I don't watch the news and I don't read the paper because while I know all these terrible things are going on, I don't believe wallowing in them makes me a better person if I fall into hopeless despair and can't function and take care of my children.  The phrase, "pick your battles" comes to mind.

But I do become overwhelmed with the sadness of our overall global situation at times.  Recently, I heard thirty percent of the students in our county were on meal-assist plans for the public schools.  Can it really be that almost one third of our local population may go hungry without assistance from the government?   How terribly sad.

I remember being at the hospital with my first child.  They were lavishing me with gifts of, "here, you can take the blanket and the pacifier and here are some packets of formula."  I wanted to shout, to yell, "save them for the people who need them, I can afford formula," but I accepted some to be polite.  Not too much though.

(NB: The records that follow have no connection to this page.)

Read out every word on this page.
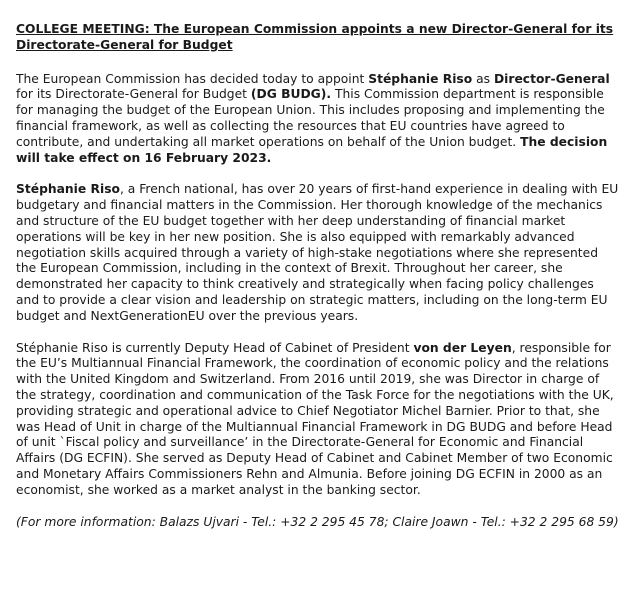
COLLEGE MEETING: The European Commission appoints a new Director-General for its Directorate-General for Budget

The European Commission has decided today to appoint Stéphanie Riso as Director-General for its Directorate-General for Budget (DG BUDG). This Commission department is responsible for managing the budget of the European Union. This includes proposing and implementing the financial framework, as well as collecting the resources that EU countries have agreed to contribute, and undertaking all market operations on behalf of the Union budget. The decision will take effect on 16 February 2023.

Stéphanie Riso, a French national, has over 20 years of first-hand experience in dealing with EU budgetary and financial matters in the Commission. Her thorough knowledge of the mechanics and structure of the EU budget together with her deep understanding of financial market operations will be key in her new position. She is also equipped with remarkably advanced negotiation skills acquired through a variety of high-stake negotiations where she represented the European Commission, including in the context of Brexit. Throughout her career, she demonstrated her capacity to think creatively and strategically when facing policy challenges and to provide a clear vision and leadership on strategic matters, including on the long-term EU budget and NextGenerationEU over the previous years.

Stéphanie Riso is currently Deputy Head of Cabinet of President von der Leyen, responsible for the EU’s Multiannual Financial Framework, the coordination of economic policy and the relations with the United Kingdom and Switzerland. From 2016 until 2019, she was Director in charge of the strategy, coordination and communication of the Task Force for the negotiations with the UK, providing strategic and operational advice to Chief Negotiator Michel Barnier. Prior to that, she was Head of Unit in charge of the Multiannual Financial Framework in DG BUDG and before Head of unit `Fiscal policy and surveillance’ in the Directorate-General for Economic and Financial Affairs (DG ECFIN). She served as Deputy Head of Cabinet and Cabinet Member of two Economic and Monetary Affairs Commissioners Rehn and Almunia. Before joining DG ECFIN in 2000 as an economist, she worked as a market analyst in the banking sector.

(For more information: Balazs Ujvari - Tel.: +32 2 295 45 78; Claire Joawn - Tel.: +32 2 295 68 59)
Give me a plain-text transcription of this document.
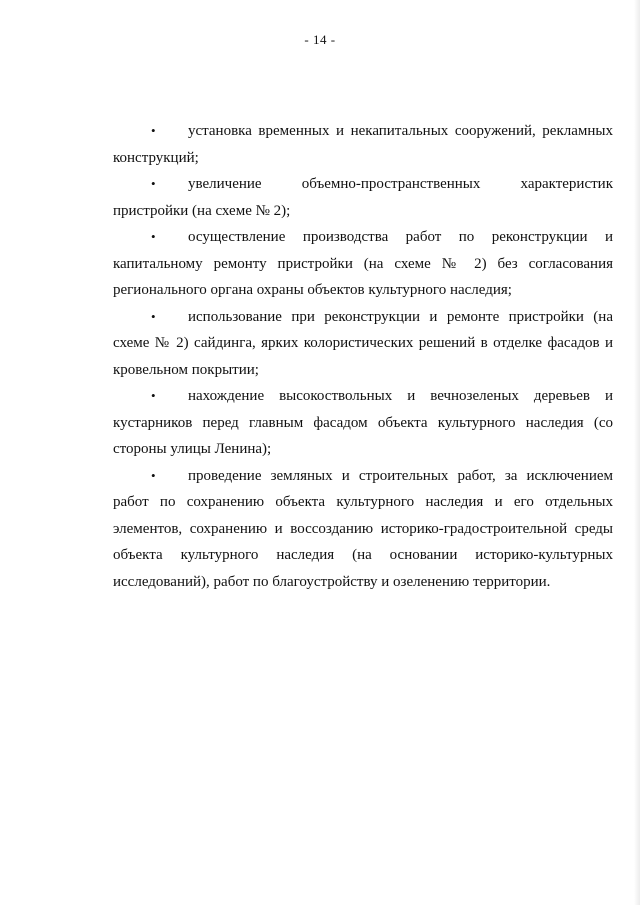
- 14 -

•	установка временных и некапитальных сооружений, рекламных конструкций;

•	увеличение объемно-пространственных характеристик пристройки (на схеме № 2);

•	осуществление производства работ по реконструкции и капитальному ремонту пристройки (на схеме № 2) без согласования регионального органа охраны объектов культурного наследия;

•	использование при реконструкции и ремонте пристройки (на схеме № 2) сайдинга, ярких колористических решений в отделке фасадов и кровельном покрытии;

•	нахождение высокоствольных и вечнозеленых деревьев и кустарников перед главным фасадом объекта культурного наследия (со стороны улицы Ленина);

•	проведение земляных и строительных работ, за исключением работ по сохранению объекта культурного наследия и его отдельных элементов, сохранению и воссозданию историко-градостроительной среды объекта культурного наследия (на основании историко-культурных исследований), работ по благоустройству и озеленению территории.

That thought, the thought of mothers terrified of not being able to feed their newly born infants, was the single thought that could have pushed me into post-partum depression.  I was fine, my child was fine, and I could afford to feed him. 

I know the world isn't a perfect place.  I know I can't solve it all personally.   But I hope I can make some difference in some lives just because I have the capability to.

The Big Boy Update:  Neither my son or my daughter suffers from separation anxiety.  Last night were were planning on leaving to go to a birthday party.  One of their favorite sitters, Tristan, had come over.  We told them we had to leave in five minutes and they needed to get their clothes on after their bath so we could go.  My son said, "daddy, you go to work.  Mommy, bye bye."  And that was that.

The Tiny Girl Chronicles:  My daughter is both independent and in need of help.  When working on the iPad she will commonly tell you, "I need help."  We usually tell her if she can't figure it out she needs to pick another app.  This morning my son thought she needed help.  We hear her complaining from the other room to him, "I can do it!"